After more than 18 months in pre-trial confinement, the 23-year-old former Army intelligence analyst will get his day in court at the so-called Article 32 hearing, which will determine whether the evidence against him merits the case proceeding to a full court-martial. (Wired.com will be covering the hearing gavel-to-gavel.)
Likely included in the military’s case are a series of chat logs between Manning and ex-hacker Adrian Lamo, in which Manning allegedly confesses that, as an act of conscience, he gave WikiLeaks a trove of U.S. diplomatic cables, two large databases containing war reports from Iraq and Afghanistan, a cache of reports on prisoners held at the Guantanamo Bay prison and a video of an Army attack that killed Iraqi civilians and two Reuters employees.
The logs, first reported by Wired.com when we broke the news of Manning’s arrest last year, suggest that the emotionally troubled soldier lacked a support system in the Army or personal life, and reached out to Lamo in search of a kindred spirit. “I thought I’d reach out to someone who would possibly understand,” he wrote, before confessing to being troubled by gender identity issues, and unloading details about a “mess I created that no-one knows about yet.”

Adrian Lamo, photographed at his parent's house just weeks before turning Manning in. Credit: Ariel Zambelich/Wired.com
“I can’t believe what I’m confessing to you :’(,” he wrote Lamo, as he described bringing a writable CD into the secure facility where he worked in Iraq and pretending to lip-sync to Lady Gaga music as he downloaded thousands of documents that he subsequently passed to WikiLeaks.
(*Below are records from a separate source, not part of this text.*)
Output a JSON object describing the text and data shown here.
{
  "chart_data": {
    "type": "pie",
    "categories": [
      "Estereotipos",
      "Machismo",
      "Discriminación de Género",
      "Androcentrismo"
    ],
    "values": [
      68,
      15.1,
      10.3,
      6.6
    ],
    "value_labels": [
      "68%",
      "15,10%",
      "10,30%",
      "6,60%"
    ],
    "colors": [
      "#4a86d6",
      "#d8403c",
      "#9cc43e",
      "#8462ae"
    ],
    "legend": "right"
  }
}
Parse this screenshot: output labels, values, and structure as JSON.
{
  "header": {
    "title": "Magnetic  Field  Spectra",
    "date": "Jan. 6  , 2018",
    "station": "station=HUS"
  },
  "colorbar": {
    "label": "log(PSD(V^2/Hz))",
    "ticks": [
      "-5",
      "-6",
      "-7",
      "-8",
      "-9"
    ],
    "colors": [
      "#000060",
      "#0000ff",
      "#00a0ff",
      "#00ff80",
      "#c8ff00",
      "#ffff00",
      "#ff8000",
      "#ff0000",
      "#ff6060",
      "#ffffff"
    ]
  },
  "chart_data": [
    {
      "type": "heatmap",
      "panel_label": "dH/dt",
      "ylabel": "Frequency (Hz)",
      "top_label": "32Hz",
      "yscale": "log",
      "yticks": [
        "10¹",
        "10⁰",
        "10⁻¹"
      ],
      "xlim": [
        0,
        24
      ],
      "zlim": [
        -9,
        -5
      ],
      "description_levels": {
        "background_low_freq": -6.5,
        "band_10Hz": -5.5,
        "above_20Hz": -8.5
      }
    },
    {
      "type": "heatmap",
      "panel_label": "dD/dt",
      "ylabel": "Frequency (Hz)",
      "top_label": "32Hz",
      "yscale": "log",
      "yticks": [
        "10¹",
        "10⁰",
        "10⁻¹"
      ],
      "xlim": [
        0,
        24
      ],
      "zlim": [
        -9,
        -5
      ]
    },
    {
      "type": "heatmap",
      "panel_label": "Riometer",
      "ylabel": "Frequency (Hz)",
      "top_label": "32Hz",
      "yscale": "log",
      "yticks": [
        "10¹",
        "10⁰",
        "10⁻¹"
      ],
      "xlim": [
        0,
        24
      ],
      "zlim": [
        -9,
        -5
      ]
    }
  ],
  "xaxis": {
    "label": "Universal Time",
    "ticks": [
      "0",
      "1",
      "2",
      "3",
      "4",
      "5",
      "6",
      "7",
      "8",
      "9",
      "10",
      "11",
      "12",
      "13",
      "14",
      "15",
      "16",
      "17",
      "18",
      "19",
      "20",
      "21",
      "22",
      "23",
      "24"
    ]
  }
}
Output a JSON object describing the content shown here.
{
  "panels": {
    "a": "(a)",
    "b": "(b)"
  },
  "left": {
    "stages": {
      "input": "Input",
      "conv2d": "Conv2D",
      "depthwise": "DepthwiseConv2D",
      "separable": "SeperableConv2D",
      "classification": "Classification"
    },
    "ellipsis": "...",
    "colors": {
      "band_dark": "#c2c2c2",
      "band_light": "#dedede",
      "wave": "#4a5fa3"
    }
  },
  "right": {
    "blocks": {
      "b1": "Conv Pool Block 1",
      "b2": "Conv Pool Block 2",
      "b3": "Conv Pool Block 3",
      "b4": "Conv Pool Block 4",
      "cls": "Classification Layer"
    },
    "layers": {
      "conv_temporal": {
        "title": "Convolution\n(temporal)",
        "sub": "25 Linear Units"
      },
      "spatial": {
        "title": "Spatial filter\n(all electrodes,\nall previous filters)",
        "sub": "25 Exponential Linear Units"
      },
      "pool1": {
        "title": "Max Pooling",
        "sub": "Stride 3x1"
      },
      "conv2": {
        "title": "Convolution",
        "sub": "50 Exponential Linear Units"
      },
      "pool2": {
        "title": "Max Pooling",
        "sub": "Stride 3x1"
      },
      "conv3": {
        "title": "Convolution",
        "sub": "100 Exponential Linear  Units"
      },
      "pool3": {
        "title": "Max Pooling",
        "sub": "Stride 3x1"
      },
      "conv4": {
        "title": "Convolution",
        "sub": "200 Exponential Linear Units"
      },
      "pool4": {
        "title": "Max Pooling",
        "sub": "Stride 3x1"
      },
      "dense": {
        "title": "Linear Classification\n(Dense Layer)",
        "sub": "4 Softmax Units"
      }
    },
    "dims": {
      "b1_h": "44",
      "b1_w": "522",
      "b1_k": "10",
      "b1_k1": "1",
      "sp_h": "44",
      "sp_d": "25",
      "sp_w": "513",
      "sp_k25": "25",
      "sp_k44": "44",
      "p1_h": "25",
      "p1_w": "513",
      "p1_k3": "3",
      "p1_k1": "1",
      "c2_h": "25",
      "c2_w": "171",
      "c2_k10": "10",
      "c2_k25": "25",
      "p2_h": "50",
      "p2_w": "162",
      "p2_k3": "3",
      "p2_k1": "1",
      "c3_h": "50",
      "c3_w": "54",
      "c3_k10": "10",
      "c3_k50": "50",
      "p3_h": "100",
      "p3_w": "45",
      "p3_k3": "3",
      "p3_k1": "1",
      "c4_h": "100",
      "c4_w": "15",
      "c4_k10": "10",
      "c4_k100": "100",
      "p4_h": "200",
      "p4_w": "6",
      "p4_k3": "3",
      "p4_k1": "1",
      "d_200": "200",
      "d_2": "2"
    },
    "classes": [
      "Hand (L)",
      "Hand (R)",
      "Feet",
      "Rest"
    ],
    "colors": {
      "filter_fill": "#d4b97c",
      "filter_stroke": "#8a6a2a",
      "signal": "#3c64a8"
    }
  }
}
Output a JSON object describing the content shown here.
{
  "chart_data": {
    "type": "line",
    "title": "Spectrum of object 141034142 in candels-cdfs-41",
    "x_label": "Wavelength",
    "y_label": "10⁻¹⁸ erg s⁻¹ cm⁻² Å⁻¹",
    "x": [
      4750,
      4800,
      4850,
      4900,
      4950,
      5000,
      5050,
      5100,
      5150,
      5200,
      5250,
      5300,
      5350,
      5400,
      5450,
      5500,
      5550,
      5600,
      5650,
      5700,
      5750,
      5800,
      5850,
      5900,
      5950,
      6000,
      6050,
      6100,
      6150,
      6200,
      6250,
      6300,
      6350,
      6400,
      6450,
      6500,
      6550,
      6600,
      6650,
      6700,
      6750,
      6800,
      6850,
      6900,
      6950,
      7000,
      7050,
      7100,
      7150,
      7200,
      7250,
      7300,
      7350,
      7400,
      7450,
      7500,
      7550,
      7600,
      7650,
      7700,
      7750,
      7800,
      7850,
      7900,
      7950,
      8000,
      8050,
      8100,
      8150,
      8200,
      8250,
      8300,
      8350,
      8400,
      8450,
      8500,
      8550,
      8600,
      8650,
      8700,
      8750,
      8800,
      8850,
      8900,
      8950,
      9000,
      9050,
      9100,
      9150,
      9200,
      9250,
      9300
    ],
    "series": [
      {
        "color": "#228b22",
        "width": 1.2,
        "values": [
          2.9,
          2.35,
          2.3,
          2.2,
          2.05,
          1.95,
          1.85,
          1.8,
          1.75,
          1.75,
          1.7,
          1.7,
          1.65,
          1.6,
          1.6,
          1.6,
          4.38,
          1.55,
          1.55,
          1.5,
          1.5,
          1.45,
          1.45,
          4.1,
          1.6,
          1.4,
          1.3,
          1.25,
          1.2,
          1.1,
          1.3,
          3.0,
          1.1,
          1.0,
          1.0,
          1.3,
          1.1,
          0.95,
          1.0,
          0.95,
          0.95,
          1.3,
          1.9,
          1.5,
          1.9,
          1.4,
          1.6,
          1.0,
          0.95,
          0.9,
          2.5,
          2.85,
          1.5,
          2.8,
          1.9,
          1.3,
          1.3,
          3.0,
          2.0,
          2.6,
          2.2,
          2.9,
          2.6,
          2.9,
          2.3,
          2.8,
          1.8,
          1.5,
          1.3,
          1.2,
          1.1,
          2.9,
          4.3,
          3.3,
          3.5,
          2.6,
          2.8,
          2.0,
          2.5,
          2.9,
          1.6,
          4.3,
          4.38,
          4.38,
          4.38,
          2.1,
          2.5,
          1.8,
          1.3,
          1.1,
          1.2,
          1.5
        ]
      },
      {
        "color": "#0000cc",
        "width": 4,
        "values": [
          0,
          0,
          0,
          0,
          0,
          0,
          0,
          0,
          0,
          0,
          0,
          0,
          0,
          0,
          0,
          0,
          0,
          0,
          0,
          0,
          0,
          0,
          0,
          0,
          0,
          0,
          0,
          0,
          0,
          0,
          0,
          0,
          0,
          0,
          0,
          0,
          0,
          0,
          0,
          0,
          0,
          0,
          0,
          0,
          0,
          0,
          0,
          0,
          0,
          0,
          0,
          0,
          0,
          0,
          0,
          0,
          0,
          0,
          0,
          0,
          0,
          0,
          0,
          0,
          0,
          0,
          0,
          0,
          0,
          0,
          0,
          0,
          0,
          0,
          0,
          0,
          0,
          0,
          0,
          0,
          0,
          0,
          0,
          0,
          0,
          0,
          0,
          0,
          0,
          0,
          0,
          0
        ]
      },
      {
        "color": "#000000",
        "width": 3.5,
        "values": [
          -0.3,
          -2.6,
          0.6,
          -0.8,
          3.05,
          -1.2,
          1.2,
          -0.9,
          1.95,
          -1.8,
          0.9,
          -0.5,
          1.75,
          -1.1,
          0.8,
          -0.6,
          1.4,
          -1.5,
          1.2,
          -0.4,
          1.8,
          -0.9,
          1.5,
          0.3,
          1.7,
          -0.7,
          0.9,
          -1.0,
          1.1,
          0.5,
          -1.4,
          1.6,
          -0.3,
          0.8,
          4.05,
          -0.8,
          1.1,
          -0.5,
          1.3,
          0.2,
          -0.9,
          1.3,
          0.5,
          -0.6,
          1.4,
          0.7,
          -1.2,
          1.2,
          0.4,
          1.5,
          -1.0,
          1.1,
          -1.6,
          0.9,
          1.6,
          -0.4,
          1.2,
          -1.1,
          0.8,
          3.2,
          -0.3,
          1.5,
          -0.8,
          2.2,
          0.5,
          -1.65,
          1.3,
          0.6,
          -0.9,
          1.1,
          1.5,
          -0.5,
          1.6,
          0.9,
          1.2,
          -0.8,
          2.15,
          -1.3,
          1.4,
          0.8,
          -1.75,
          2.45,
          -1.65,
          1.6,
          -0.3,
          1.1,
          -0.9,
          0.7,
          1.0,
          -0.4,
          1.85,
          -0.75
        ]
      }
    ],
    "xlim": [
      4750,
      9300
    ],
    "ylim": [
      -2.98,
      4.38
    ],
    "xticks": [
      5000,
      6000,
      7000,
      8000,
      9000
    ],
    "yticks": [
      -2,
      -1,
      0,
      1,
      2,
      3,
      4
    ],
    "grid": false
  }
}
But instead of being the sympathetic ear Manning had hoped to find, Lamo turned the chat logs over to the authorities, saying later, “I wouldn’t have done this if lives weren’t in danger.” Authorities arrested Manning at Forward Operating Base Hammer in Iraq in late May 2010.
Although the military has said it will not seek the death penalty — an option for the most serious accusation of “aiding the enemy” — Manning is now staring down a possible life sentence for 22 charges that include an Espionage Act violation, computer fraud and theft of public property and records. He’s also charged with causing intelligence to be published on the internet knowing it would be accessible to the enemy.